GST Collection May 2026: It rains notes on the government again! Huge tax of ₹1.94 lakh crore came in May
Amidst the pace of trade and business in the country, the government’s pockets have once again been filled with huge sums of money. In the month of May, the total GST collection has increased by 3.2 percent to more than Rs 1.94 lakh crore due to better supply of goods and services and good earnings from imports. If we talk about the same month of last year i.e. May 2025, then the total GST collection was recorded at Rs 1.88 lakh crore.
However, compared to the all-time high record of the previous month i.e. April, the pace of May has been a bit slow. In the month of April, GST collection had touched the historic figure of Rs 2.42 lakh crore, which was much higher than that of May. Let us understand in simple language what is the whole story behind these figures for May.
Where did how much money come from in the month of May?
According to government data, a total of Rs 37,397 crore as Central GST (CGST) and Rs 45,143 crore as State GST (SGST) have been collected from domestic transactions during May. At the same time, the figure of Integrated GST (IGST) was Rs 51,990 crore. During this period, there was a huge jump of 26.9 percent in the taxable supply of goods in the markets, which clearly shows the strong domestic demand in the country.
On the other hand, the service sector has also registered a growth of 22.2 percent, which is a big proof of the strength of our domestic consumption. Apart from this, IGST collection on imported goods jumped by 19.1 percent to Rs 59,654 crore, which shows that the industrial capacity of the country is continuously increasing. GST refund this month also increased by 2.6 percent to Rs 27,281 crore. If this refund is removed, the government’s net GST revenue comes to around Rs 1.67 lakh crore, an increase of 3.3 percent.
Made a big record in the first two months itself
If we talk about the first two months (April and May) of the new financial year 2027, the government has been successful. In these two months, the total GST collection has crossed Rs 4.37 lakh crore with a growth of 6.2 percent. At the same time, during this period, net GST revenue also increased by 5.5 percent to Rs 3.78 lakh crore.
Total domestic revenue between April-May increased by 1.3 per cent year-on-year and stood at Rs 3.19 lakh crore. At the same time, the biggest surprise was the earnings from imports, which reached Rs 1.17 lakh crore with a huge jump of 22.3 percent. It is clear from this that the share of imports in the total tax collection is continuously strengthening.

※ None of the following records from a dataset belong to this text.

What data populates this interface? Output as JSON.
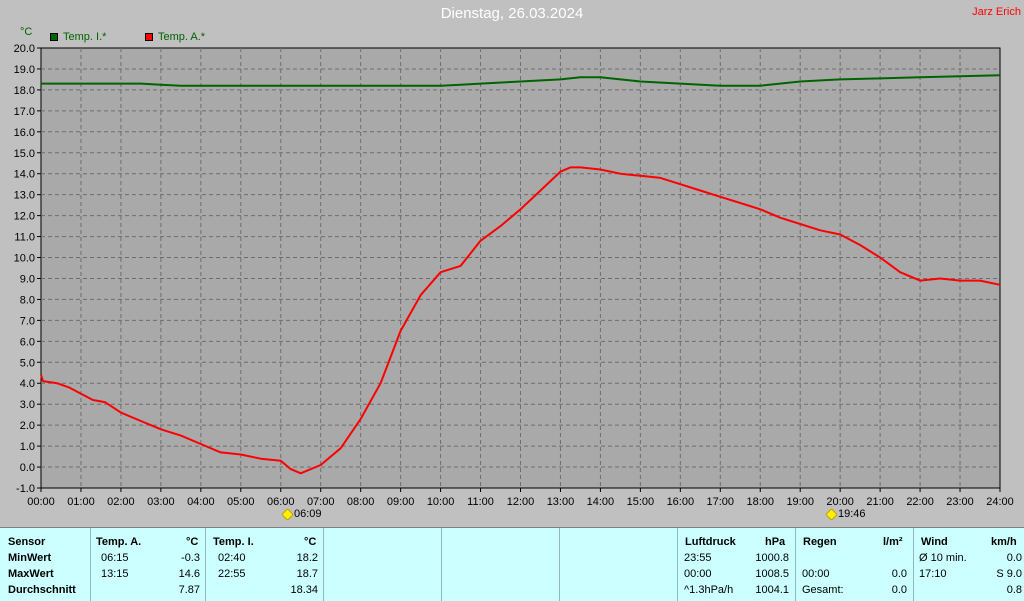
{
  "header": {
    "title": "Dienstag, 26.03.2024",
    "author": "Jarz Erich",
    "unit": "°C"
  },
  "legend": [
    {
      "label": "Temp. I.*",
      "color": "#006400"
    },
    {
      "label": "Temp. A.*",
      "color": "#ff0000"
    }
  ],
  "markers": {
    "sunrise": "06:09",
    "sunset": "19:46"
  },
  "chart_data": {
    "type": "line",
    "title": "Dienstag, 26.03.2024",
    "ylabel": "°C",
    "ylim": [
      -1.0,
      20.0
    ],
    "yticks": [
      "20.0",
      "19.0",
      "18.0",
      "17.0",
      "16.0",
      "15.0",
      "14.0",
      "13.0",
      "12.0",
      "11.0",
      "10.0",
      "9.0",
      "8.0",
      "7.0",
      "6.0",
      "5.0",
      "4.0",
      "3.0",
      "2.0",
      "1.0",
      "0.0",
      "-1.0"
    ],
    "xticks": [
      "00:00",
      "01:00",
      "02:00",
      "03:00",
      "04:00",
      "05:00",
      "06:00",
      "07:00",
      "08:00",
      "09:00",
      "10:00",
      "11:00",
      "12:00",
      "13:00",
      "14:00",
      "15:00",
      "16:00",
      "17:00",
      "18:00",
      "19:00",
      "20:00",
      "21:00",
      "22:00",
      "23:00",
      "24:00"
    ],
    "grid": true,
    "series": [
      {
        "name": "Temp. I.*",
        "color": "#006400",
        "x": [
          0,
          2.5,
          3,
          3.5,
          6,
          7,
          9,
          10,
          10.5,
          11,
          12,
          13,
          13.5,
          14,
          14.5,
          15,
          16,
          17,
          18,
          19,
          20,
          21,
          22,
          23,
          24
        ],
        "y": [
          18.3,
          18.3,
          18.25,
          18.2,
          18.2,
          18.2,
          18.2,
          18.2,
          18.25,
          18.3,
          18.4,
          18.5,
          18.6,
          18.6,
          18.5,
          18.4,
          18.3,
          18.2,
          18.2,
          18.4,
          18.5,
          18.55,
          18.6,
          18.65,
          18.7
        ]
      },
      {
        "name": "Temp. A.*",
        "color": "#ff0000",
        "x": [
          0,
          0.05,
          0.4,
          0.7,
          1.0,
          1.3,
          1.6,
          2.0,
          2.5,
          3.0,
          3.5,
          4.0,
          4.5,
          5.0,
          5.5,
          6.0,
          6.25,
          6.5,
          7.0,
          7.5,
          8.0,
          8.5,
          9.0,
          9.5,
          10.0,
          10.5,
          11.0,
          11.5,
          12.0,
          12.5,
          13.0,
          13.25,
          13.5,
          14.0,
          14.5,
          15.0,
          15.5,
          16.0,
          16.5,
          17.0,
          17.5,
          18.0,
          18.5,
          19.0,
          19.5,
          20.0,
          20.5,
          21.0,
          21.5,
          22.0,
          22.5,
          23.0,
          23.5,
          24.0
        ],
        "y": [
          4.4,
          4.1,
          4.0,
          3.8,
          3.5,
          3.2,
          3.1,
          2.6,
          2.2,
          1.8,
          1.5,
          1.1,
          0.7,
          0.6,
          0.4,
          0.3,
          -0.1,
          -0.3,
          0.1,
          0.9,
          2.3,
          4.0,
          6.5,
          8.2,
          9.3,
          9.6,
          10.8,
          11.5,
          12.3,
          13.2,
          14.1,
          14.3,
          14.3,
          14.2,
          14.0,
          13.9,
          13.8,
          13.5,
          13.2,
          12.9,
          12.6,
          12.3,
          11.9,
          11.6,
          11.3,
          11.1,
          10.6,
          10.0,
          9.3,
          8.9,
          9.0,
          8.9,
          8.9,
          8.7
        ]
      }
    ]
  },
  "stats": {
    "headers": {
      "sensor": "Sensor",
      "temp_a": "Temp. A.",
      "unit_c": "°C",
      "temp_i": "Temp. I.",
      "luftdruck": "Luftdruck",
      "hpa": "hPa",
      "regen": "Regen",
      "lm2": "l/m²",
      "wind": "Wind",
      "kmh": "km/h"
    },
    "rows": [
      {
        "label": "MinWert",
        "ta_time": "06:15",
        "ta_val": "-0.3",
        "ti_time": "02:40",
        "ti_val": "18.2",
        "p_time": "23:55",
        "p_val": "1000.8",
        "r_time": "",
        "r_val": "",
        "w_time": "Ø 10 min.",
        "w_val": "0.0"
      },
      {
        "label": "MaxWert",
        "ta_time": "13:15",
        "ta_val": "14.6",
        "ti_time": "22:55",
        "ti_val": "18.7",
        "p_time": "00:00",
        "p_val": "1008.5",
        "r_time": "00:00",
        "r_val": "0.0",
        "w_time": "17:10",
        "w_val": "S 9.0"
      },
      {
        "label": "Durchschnitt",
        "ta_time": "",
        "ta_val": "7.87",
        "ti_time": "",
        "ti_val": "18.34",
        "p_time": "^1.3hPa/h",
        "p_val": "1004.1",
        "r_time": "Gesamt:",
        "r_val": "0.0",
        "w_time": "",
        "w_val": "0.8"
      }
    ]
  }
}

Condition of states: Somewhere bumper earning, Delhi got a big shock
If we talk at the state level, the earnings figures were quite interesting. Among the big states of the country, Karnataka achieved a good increase of 11 percent in its SGST collection even before the May settlement. Whereas Maharashtra has registered an increase of 8 percent, Andhra Pradesh has registered an increase of 11 percent and Uttar Pradesh has registered an increase of 9 percent. The biggest jump was seen in Kerala, which saw a massive growth of 19 per cent, while Gujarat’s collection increased by 3 per cent. On the contrary, the country’s capital Delhi suffered a big blow, where a huge decline of 36 percent was seen in the pre-settlement SGST collection. There was also a slight decline in Tamil Nadu and Rajasthan.
However, when the final IGST settlement took place, the figures changed slightly. After the settlement, Karnataka’s SGST revenue in May increased by 17 percent compared to last year. Whereas in both Gujarat and Andhra Pradesh, there was an increase of 16-16 percent, in Kerala there was an increase of 15 percent and in Telangana there was an increase of 14 percent. Haryana also made a strong lead of 22 percent. But Delhi proved to be an exception here too and after settlement its total collection decreased by 26 percent. Overall, even though there may have been a slight slowdown in the taxes received from domestic consumption, the taxes imposed on goods coming from abroad did not stop the government’s growth vehicle.